Hanns Zischler über eine Stadt, die so rasend wuchs, so oft zerstört und wiederaufgebaut wurde wie keine andere.
Von Havarien, Architekturgeheimnissen, von Spaziergängern wider Willen und von der Eroberung des Grunewalds durch eine Herde Wildschweine
Seit gut vierzig Jahren bewegt sich Hanns Zischler fast ausschließlich zu Fuß, mit dem Fahrrad oder der S-Bahn durch Berlin. Kein Wunder, dass er einen ganz eigenen Blick auf die Stadt und ihre Geschichte entwickelt hat. Da ist vor allem eine Beobachtung: Zu der Stadt, die einst auf Sand und Sumpf gebaut wurde, gehört seit je eine gewisse Mischung aus Ausdehnungshunger, Größenwahn und Lust an der Selbstzerstörung. Oder wie anders soll man es bezeichnen, wenn den Plänen des Architekten Schinkel fast alle vorhandenen barocken Ensembles Unter den Linden zum Opfer fallen?
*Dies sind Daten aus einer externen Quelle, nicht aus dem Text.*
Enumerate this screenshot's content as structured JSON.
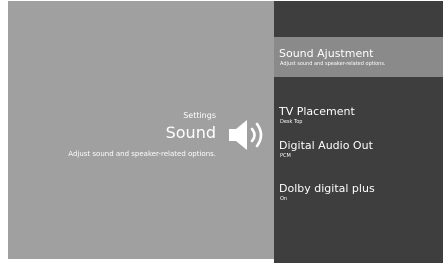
{
  "left": {
    "section_label": "Settings",
    "title": "Sound",
    "description": "Adjust sound and speaker-related options."
  },
  "icons": {
    "speaker": "speaker-volume-icon"
  },
  "colors": {
    "left_bg": "#a0a0a0",
    "right_bg": "#3e3e3e",
    "selected_bg": "#8a8a8a",
    "text": "#ffffff"
  },
  "menu": {
    "items": [
      {
        "title": "Sound Ajustment",
        "subtitle": "Adjust sound and speaker-related options."
      },
      {
        "title": "TV Placement",
        "subtitle": "Desk Top"
      },
      {
        "title": "Digital Audio Out",
        "subtitle": "PCM"
      },
      {
        "title": "Dolby digital plus",
        "subtitle": "On"
      }
    ]
  }
}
Oder die Bürogemeinschaft Hitler/Speer und der Germania-Plan: Wäre der Krieg den beiden nicht zuvorgekommen, hätte in ihrem Auftrag die Abrissbirne fast genauso schlimm gewütet. Hanns Zischler entführt seine Leser in ein weniger bekanntes Berlin, wenn er seine Spaziergänge mit denen des Stadtgeografen Friedrich Leyden, der Dichterin Gertrud Kolmar und des Passfälschers Oskar Huth verschränkt und dank der Aufzeichnungen der drei Stadtwanderer ein untergegangenes Berlin aufspürt. Er macht den Geist und die Geschichte der Stadt spürbar, wenn er auf den Teufelsberg im Grunewald wandert, an dessen Erde man nur leicht graben muss, um auf Scherben, Zinkblech und Klinker zu stoßen – Reste von Berliner Mietshäusern. Wer weiß schon, dass im Inneren des Teufelsbergs ein noch viel größeres Geheimnis schlummert?